Jonathan Brough from Minchinhampton is a dedicated para-athlete. At the age of 18, 14 years ago, Jonathan caught meningitis; the disease left him paralysed from the neck down, dependent on a wheelchair and a breathing machine. But this hasn’t stopped him from competing in all kinds of running events, using an all-terrain wheelchair, as he explains:
This is my first column for Stroud Times and I’m going to keep it simple.
I am just about to start a huge virtual challenge – climbing the equivalent of Mount Everest at 29,000 feet. To complete this, I will have to achieve the same elevation as Sir Edmund Hillary when he conquered the mountain in 1953 – but I will be doing it in my chair, around the Minchinhampton area, using the app Strava to record elevation gain.
This will be the ninth virtual challenge I’ve taken on since lockdown began. During that time, I’ve covered around 1,000 kms and raised more than £1,500 for NHS Charities Together. Being a wheelchair user, and permanently on a breathing machine, has posed all sorts of extra obstacles for me. For example, my body cannot regulate my temperature by itself. I always have a thermometer with me, which I have to check regularly – I can’t tell when I’m getting too cold or too hot without it. Extremes of temperature can affect my circulation and be really bad for me. I’ve been out in all weathers completing my challenges – rain, hail and snow throughout the winter; but I’ve wrapped up loads with ponchos and coats. And summer means plenty of sun cream.

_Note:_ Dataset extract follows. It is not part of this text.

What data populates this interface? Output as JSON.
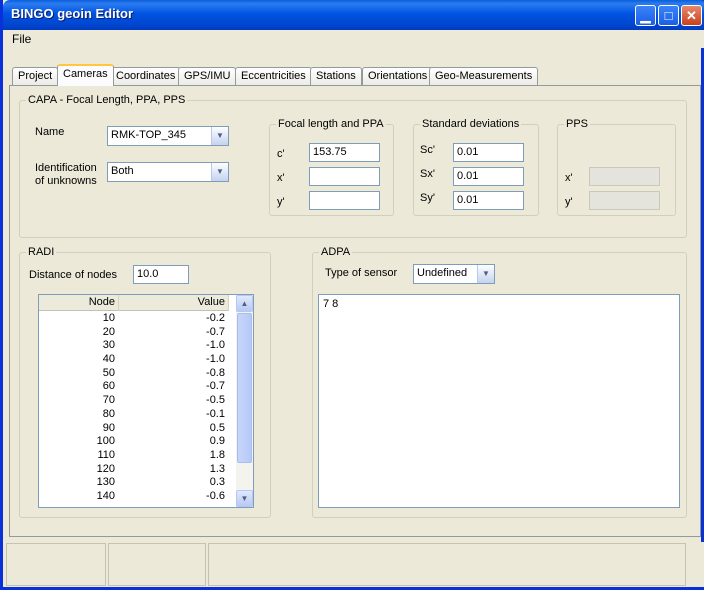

I have always loved sport – the competitiveness; pushing yourself; the positive impact it can have on fitness and mental health. But when I spent time in Salisbury hospital, rehabilitating after my injury, it was very frustrating. I was the most paralysed person in there, and I could only watch as other people went to the gym or used the rehab pool. Often, they weren’t ‘sporty’ people. They were doing it because they had to. Whereas I really wanted to but wasn’t allowed because of my condition.
Being able to take part in sport again – especially since I’ve had an all-terrain wheelchair – has massively helped my mental health. It’s been hard in lockdown, not being able to see other competitors or having a crowd around me. But I still feel like I’m achieving. The best thing is when people in the street stop and say, ‘Well done!’ That pushes me on.
One of the first challenges I took on was the Great Run Solo, where you have to complete a certain number of kilometres in a certain time. I finished it at the Old Lodge, on Minchinhampton Common. My mum and dad, my brother George and his girlfriend Becky, were all there – along with a few friends – to see me complete it. They’d made a ‘FINISH’ banner for me. Positive feedback. It felt good.